Di sejumlah wilayah terdampak, warga memilih berkumpul di ruang terbuka karena khawatir bangunan yang telah mengalami keretakan kembali runtuh akibat gempa susulan. Kondisi tersebut membuat sejumlah ruas jalan dan tempat-tempat terbuka dipenuhi masyarakat yang mengungsi sementara.
Situasi semakin sulit karena gempa juga memicu longsor di sejumlah titik. Material tanah, batu, dan pepohonan menutup beberapa ruas jalan sehingga menghambat pergerakan kendaraan dan tim penyelamat. Jalan Trans-Flores yang menjadi salah satu jalur transportasi penting di Pulau Flores juga dilaporkan mengalami gangguan akibat longsor dan kerusakan infrastruktur.
Maumere dan Sejumlah Wilayah Flores Mengalami Kerusakan
Dampak gempa dirasakan cukup parah di sejumlah daerah di Flores, termasuk wilayah Nagekeo, Sikka, Ende, dan daerah lain di sekitarnya. Maumere menjadi salah satu wilayah yang mendapat perhatian besar dalam penanganan bencana karena terdapat bangunan yang mengalami kerusakan dan sejumlah korban yang membutuhkan pertolongan.
Laporan awal menyebutkan bahwa sedikitnya 157 rumah mengalami keruntuhan, sementara hampir 200 rumah lainnya mengalami kerusakan. Lebih dari 100 fasilitas umum, termasuk sekolah dan tempat ibadah, juga dilaporkan terdampak. Data tersebut masih dalam proses verifikasi karena petugas belum dapat menjangkau seluruh wilayah yang terkena dampak.

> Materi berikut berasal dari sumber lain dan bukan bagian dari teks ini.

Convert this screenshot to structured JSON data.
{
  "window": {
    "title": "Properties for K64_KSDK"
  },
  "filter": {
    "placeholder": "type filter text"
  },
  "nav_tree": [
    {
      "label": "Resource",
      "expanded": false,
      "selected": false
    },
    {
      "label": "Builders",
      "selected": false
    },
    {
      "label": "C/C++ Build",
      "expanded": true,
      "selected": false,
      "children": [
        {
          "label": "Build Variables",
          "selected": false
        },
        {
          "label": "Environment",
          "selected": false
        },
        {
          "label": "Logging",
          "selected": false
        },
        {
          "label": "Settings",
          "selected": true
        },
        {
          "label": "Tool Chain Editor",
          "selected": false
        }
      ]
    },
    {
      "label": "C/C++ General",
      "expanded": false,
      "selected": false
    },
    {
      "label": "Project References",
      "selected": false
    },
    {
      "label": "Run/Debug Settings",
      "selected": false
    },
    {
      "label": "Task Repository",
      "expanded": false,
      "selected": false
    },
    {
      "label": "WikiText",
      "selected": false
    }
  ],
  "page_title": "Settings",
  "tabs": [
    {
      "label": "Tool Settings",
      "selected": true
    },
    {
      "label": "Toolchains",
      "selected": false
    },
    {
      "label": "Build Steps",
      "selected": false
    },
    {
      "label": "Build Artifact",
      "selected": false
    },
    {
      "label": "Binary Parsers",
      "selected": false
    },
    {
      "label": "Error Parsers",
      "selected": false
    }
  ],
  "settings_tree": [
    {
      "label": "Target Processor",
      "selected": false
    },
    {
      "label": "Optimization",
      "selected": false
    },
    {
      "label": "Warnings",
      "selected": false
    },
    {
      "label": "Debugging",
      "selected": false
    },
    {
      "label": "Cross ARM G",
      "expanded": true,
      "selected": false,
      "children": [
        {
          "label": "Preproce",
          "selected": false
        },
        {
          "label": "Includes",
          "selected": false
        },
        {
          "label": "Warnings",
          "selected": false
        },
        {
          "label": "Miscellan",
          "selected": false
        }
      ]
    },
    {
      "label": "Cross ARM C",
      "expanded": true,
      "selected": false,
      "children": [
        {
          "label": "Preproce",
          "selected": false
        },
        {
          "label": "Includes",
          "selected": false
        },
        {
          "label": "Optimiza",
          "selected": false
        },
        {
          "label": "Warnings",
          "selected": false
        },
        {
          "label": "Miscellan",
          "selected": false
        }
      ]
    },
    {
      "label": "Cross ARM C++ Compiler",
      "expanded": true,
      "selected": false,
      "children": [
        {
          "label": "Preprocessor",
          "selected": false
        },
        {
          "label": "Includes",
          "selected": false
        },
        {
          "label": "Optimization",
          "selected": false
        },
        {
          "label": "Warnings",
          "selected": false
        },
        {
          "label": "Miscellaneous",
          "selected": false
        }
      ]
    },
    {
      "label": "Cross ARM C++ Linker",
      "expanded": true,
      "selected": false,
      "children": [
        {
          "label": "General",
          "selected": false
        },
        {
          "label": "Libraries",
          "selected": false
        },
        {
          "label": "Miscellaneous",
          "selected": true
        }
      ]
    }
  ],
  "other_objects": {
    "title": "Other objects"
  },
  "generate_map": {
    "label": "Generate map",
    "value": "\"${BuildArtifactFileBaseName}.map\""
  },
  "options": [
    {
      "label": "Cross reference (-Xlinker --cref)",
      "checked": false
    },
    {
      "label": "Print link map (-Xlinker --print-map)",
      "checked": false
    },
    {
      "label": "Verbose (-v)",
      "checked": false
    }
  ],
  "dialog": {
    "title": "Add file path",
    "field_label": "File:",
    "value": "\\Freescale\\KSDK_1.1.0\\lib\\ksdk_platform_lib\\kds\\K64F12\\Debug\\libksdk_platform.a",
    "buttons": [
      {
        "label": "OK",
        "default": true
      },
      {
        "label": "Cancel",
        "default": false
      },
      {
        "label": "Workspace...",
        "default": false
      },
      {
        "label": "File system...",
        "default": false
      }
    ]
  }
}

Kerusakan tidak hanya terjadi pada rumah penduduk. Sejumlah fasilitas pelayanan masyarakat, bangunan pemerintahan, fasilitas kesehatan, sekolah, serta infrastruktur pendukung lainnya turut mengalami kerusakan. Kondisi ini berpotensi memperlambat proses evakuasi dan penanganan korban, terutama di daerah yang akses jalannya terputus.
Di beberapa lokasi, petugas harus melakukan evakuasi secara manual karena keterbatasan alat berat. Tim penyelamat juga menghadapi risiko longsor dan gempa susulan ketika melakukan pencarian korban di bawah reruntuhan.
Puluhan Korban Dievakuasi, Ribuan Warga Mengungsi
Setelah gempa utama terjadi, masyarakat di wilayah terdampak mulai melakukan evakuasi secara mandiri. Sebagian warga membawa anggota keluarga ke tempat yang dianggap lebih aman, sementara lainnya memilih bertahan di ruang terbuka karena takut terjadi gempa susulan.
Data sementara menunjukkan sekitar 2.000 warga telah dievakuasi dan membutuhkan tempat perlindungan sementara. Pemerintah bersama lembaga terkait mulai mendirikan posko pengungsian dan menyediakan kebutuhan dasar bagi masyarakat yang kehilangan tempat tinggal atau tidak dapat kembali ke rumahnya.
Kebutuhan yang paling mendesak di lokasi pengungsian meliputi air bersih, makanan, obat-obatan, selimut, pakaian, tenda, perlengkapan bayi, serta kebutuhan sanitasi. Pemerintah juga perlu memastikan pasokan listrik dan jaringan komunikasi dapat segera dipulihkan agar koordinasi penanganan bencana berjalan lebih efektif.
Tim Gabungan Dikerahkan untuk Pencarian dan Evakuasi
Pemerintah mengerahkan unsur Basarnas, TNI, Polri, BPBD, tenaga medis, relawan, serta berbagai instansi terkait untuk melakukan pencarian dan evakuasi korban. Fokus utama pada tahap awal adalah menyelamatkan warga yang kemungkinan masih terjebak di bawah reruntuhan serta memberikan pertolongan medis kepada korban luka.
Tim penyelamat menghadapi sejumlah kendala di lapangan. Selain kerusakan bangunan, longsor dan terputusnya akses jalan membuat beberapa wilayah sulit dijangkau. Gangguan listrik dan komunikasi juga menyebabkan proses penyampaian informasi dari daerah terpencil menjadi lebih lambat.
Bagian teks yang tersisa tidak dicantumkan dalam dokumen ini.